Why Kenyans Celebrate Pain Of Their Fellow Countrymen
Prevailing evidence on the social and conventional media showing a section of some Kenyans Jubilating overtly over the death of the former IEBC chairperson, Wafula Chebukati and others celebrating Kenya’s loss at the recently concluded African Union election in Addis Ababa makes me to remember the motif of strive and inter-ethnic hatred in Elechi Amadi’s Great Ponds and also reflect about an academic paper Presented in 2015 at an International Conference on Culture and Literary Studies in Senegal, questioning; Why Kenyans derive joy, fun, theatrics and public happiness from the voice of an ill-fated woman. The climate change victim woman that had her house and family washed away by the floods and waters that had broken the banks of Lake Victoria making the woman to cry; SERIKAALI SAYIIIIITIIIIIYA! (government please help me!).
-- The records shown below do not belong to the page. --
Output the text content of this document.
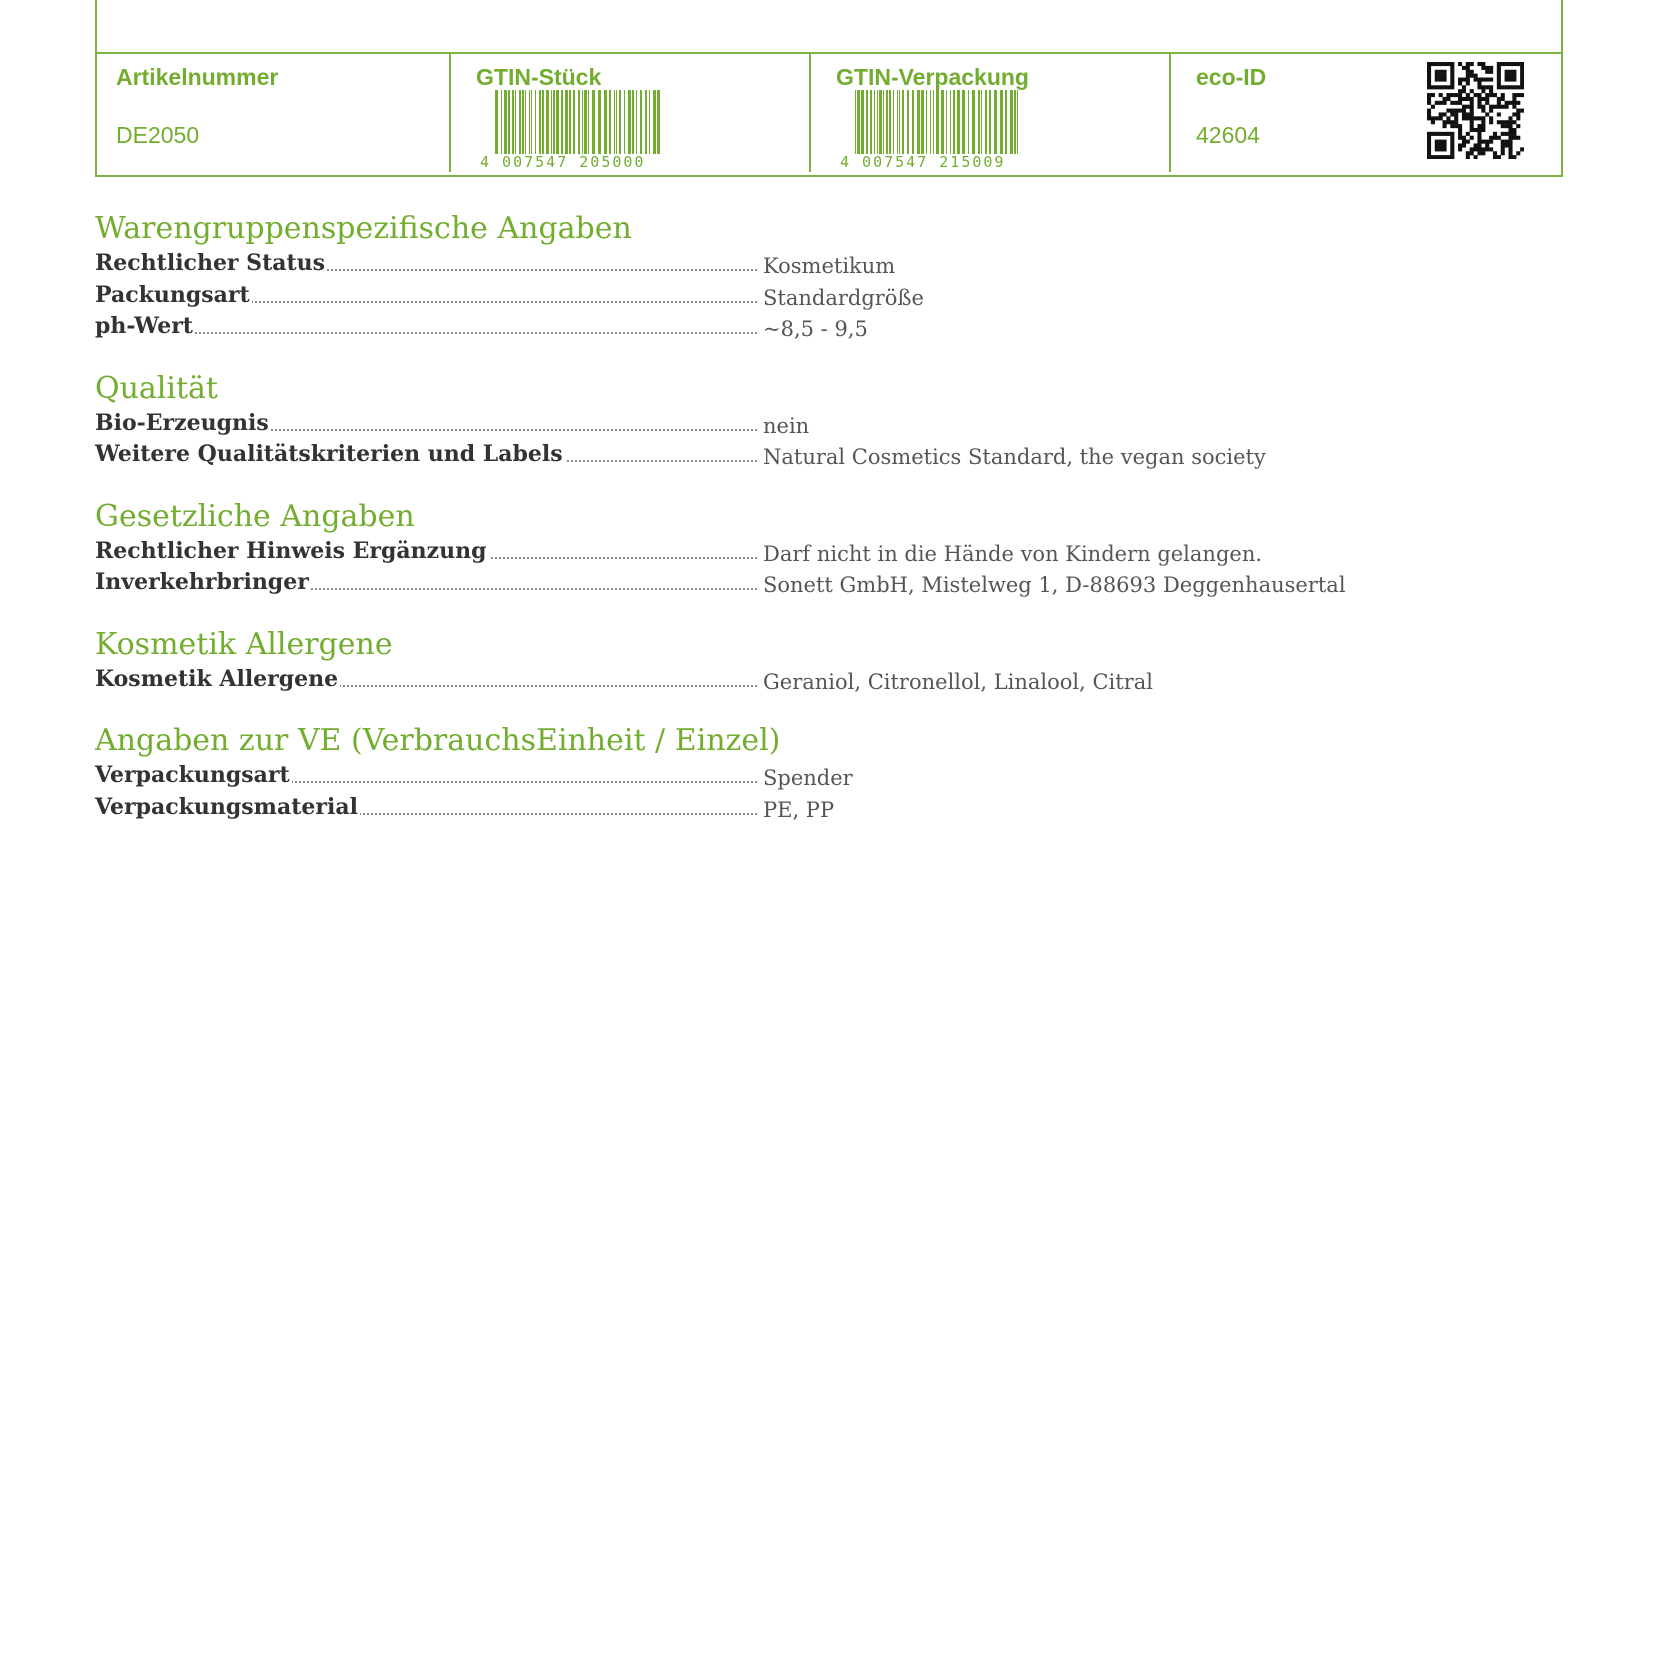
Artikelnummer
DE2050
GTIN-Stück
4 007547 205000
GTIN-Verpackung
4 007547 215009
eco-ID
42604
Warengruppenspezifische Angaben
Rechtlicher Status	Kosmetikum
Packungsart	Standardgröße
ph-Wert	~8,5 - 9,5
Qualität
Bio-Erzeugnis	nein
Weitere Qualitätskriterien und Labels	Natural Cosmetics Standard, the vegan society
Gesetzliche Angaben
Rechtlicher Hinweis Ergänzung	Darf nicht in die Hände von Kindern gelangen.
Inverkehrbringer	Sonett GmbH, Mistelweg 1, D-88693 Deggenhausertal
Kosmetik Allergene
Kosmetik Allergene	Geraniol, Citronellol, Linalool, Citral
Angaben zur VE (VerbrauchsEinheit / Einzel)
Verpackungsart	Spender
Verpackungsmaterial	PE, PP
This is also the question that Professor Peter Anyang Nyong’o posed four years ago by asking that ‘’why do Kenyans gossip and discuss sickness of other people. Is it not bad manners? ‘’ And of course, yes, it is bad manners, especially, when we can borrow from logic of extension, connotation or denotation to shout this question in this platform, WHY DO KENYANS LIKE CELEBTATING PROBLEMS OF THEIR FELLOW KENYANS?
Answers are many, some are historical, but one can blame acute ethnicity, selfish political culture , poor system of education , low quality religion and system of worship must be some of other reasons making Kenyans to shamelessly celebrate problems of their fellow Kenyans. A collection of all these factors can be described as a cocktail of un-nationalism or a syndrome of negative ethnicity. This kind of negative ethnicity can possibly go beyond the state of being source for public celebration only to cement itself as the key influences on literature, theatre, comedy, music and even average public thinking.
Thus, families, schools, churches, mosques and other institutions in Kenya have moral obligation to carry out some social engineering to modify public behaviour of the people of Kenya, Otherwise, it is some kind of mis-civilization to see family or a community celebrating because another Kenyan has die or has suffered public loss.